Gender balance is about equality
When discussions on diversity come up, gender diversity is often the default discussion and the one at which it stops or stays for a long time. Ms Moriarty makes the point that it should not even come up. Because she struggles to see the inclusion of women as diversity.
“I mean, because women make up 50% of the population. And yet our workplaces do not reflect that at all levels. It is a massive anomaly that gets called ‘a lack of diversity’. But it isn’t. It’s a lack of equality.”
Chairs must be held accountable for decision-making and intent around the inclusion of women says Ms Moriarty who is also the Independent Chair of the FFA Women’s Football Council, and Co-Chair of Indigenous program John Moriarty Football.
“I make these decisions all the time. We have football coaches in many parts of Australia for Indigenous football. We simply made the decision that they will be 50/50 male/female and delivered it. That is not reflected anywhere else in Australia.”
“Why is it not happening? What is it about status quo that needs to shift and who is going to shift it within an organisation? Chairs and CEOs have a great deal of power and the responsibility to lead this change.”
“I think there are other individuals who belong in other groupings within society who could be considered minorities or considered reflective of different areas of diversity for whom leadership needs to make way, make space. Otherwise it will be difficult to create that culture and embed diversity and inclusion at all levels of the organisation.”
First Nations People
The other key discussion we need to have in Australia is about the inclusion of the First Nations People, who often remain outside of this discussion. How can that change?

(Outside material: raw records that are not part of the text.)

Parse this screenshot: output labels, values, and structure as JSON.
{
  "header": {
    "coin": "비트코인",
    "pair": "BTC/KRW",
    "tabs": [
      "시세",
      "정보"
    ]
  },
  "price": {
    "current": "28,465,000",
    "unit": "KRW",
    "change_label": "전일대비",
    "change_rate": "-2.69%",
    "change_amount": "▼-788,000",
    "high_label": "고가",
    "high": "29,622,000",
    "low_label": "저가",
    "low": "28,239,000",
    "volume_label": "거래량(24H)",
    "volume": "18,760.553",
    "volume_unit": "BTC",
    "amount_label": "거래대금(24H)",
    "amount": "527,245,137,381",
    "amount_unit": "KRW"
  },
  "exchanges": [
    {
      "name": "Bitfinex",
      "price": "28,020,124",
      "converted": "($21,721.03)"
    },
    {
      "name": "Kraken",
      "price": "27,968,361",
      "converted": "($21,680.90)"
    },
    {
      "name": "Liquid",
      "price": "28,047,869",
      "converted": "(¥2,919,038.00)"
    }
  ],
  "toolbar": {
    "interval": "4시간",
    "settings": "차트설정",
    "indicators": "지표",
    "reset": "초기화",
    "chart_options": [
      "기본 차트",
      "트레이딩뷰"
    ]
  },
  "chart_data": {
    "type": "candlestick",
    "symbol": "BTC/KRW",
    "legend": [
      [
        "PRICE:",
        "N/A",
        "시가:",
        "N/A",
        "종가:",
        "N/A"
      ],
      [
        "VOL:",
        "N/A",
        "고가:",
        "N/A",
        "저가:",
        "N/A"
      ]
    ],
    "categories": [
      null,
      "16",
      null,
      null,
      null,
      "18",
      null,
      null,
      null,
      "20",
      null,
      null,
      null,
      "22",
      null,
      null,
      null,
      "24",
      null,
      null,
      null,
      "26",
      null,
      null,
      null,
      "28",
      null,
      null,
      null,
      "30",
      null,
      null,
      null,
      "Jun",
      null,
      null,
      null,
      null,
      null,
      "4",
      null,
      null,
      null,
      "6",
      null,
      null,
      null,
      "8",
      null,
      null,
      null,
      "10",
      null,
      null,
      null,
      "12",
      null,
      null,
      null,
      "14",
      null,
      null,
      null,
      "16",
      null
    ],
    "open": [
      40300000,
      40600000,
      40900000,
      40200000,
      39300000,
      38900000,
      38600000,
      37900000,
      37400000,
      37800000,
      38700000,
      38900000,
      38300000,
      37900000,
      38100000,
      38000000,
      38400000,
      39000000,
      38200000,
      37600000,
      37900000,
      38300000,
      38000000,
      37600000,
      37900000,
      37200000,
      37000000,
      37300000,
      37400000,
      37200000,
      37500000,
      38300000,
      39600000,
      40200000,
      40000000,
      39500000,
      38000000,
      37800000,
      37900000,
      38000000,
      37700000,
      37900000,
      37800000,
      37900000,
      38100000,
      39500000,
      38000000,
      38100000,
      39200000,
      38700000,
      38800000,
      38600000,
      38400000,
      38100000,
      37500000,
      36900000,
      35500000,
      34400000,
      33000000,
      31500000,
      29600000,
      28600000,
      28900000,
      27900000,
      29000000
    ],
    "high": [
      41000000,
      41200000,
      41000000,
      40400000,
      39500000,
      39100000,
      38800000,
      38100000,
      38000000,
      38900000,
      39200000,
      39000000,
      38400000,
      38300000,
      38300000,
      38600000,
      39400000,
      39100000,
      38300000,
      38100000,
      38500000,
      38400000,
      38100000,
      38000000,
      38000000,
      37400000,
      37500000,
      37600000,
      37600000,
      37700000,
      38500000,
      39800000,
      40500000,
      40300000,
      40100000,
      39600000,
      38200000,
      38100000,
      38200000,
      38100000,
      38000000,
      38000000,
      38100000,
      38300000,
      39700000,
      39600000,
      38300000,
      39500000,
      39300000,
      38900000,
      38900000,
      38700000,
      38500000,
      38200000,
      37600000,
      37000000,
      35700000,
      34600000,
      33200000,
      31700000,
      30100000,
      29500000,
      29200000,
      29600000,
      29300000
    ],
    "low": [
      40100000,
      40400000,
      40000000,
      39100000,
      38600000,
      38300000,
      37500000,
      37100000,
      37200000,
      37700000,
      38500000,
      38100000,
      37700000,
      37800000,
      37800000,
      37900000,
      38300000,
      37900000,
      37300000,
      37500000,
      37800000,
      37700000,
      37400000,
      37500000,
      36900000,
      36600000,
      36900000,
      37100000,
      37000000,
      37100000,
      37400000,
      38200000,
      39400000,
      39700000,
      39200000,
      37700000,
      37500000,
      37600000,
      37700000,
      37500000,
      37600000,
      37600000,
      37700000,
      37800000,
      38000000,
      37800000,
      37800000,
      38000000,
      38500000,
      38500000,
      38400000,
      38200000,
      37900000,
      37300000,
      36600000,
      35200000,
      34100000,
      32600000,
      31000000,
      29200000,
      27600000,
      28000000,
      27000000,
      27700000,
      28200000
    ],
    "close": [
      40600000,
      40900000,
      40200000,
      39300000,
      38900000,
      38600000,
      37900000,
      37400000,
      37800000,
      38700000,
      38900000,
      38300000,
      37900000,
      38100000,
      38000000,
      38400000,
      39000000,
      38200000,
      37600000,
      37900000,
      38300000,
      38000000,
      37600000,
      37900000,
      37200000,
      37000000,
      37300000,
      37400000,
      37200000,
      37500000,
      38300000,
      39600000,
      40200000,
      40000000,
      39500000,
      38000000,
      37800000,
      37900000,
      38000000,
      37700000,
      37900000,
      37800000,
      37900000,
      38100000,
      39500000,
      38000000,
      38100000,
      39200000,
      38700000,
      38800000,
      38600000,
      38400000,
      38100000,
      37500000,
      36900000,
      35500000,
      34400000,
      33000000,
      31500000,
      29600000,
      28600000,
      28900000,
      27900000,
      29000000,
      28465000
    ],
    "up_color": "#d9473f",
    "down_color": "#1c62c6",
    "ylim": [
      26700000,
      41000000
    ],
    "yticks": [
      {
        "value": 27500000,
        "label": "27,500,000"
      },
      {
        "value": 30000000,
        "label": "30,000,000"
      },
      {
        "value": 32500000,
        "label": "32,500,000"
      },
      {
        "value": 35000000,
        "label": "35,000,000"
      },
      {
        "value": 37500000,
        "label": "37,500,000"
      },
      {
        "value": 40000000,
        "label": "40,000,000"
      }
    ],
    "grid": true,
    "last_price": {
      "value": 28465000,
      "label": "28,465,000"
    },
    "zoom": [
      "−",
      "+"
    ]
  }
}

“There is no shortage of Indigenous Australians who are ready and able to take the positions. Balarinji pitched recently to deliver services to a significant piece of State infrastructure. And when we looked at it, 83% of that project would be delivered by our Indigenous staff. So, it is about will. It can happen. It takes development and it takes recruitment policy. It is possible and doable. We are doing it every day.”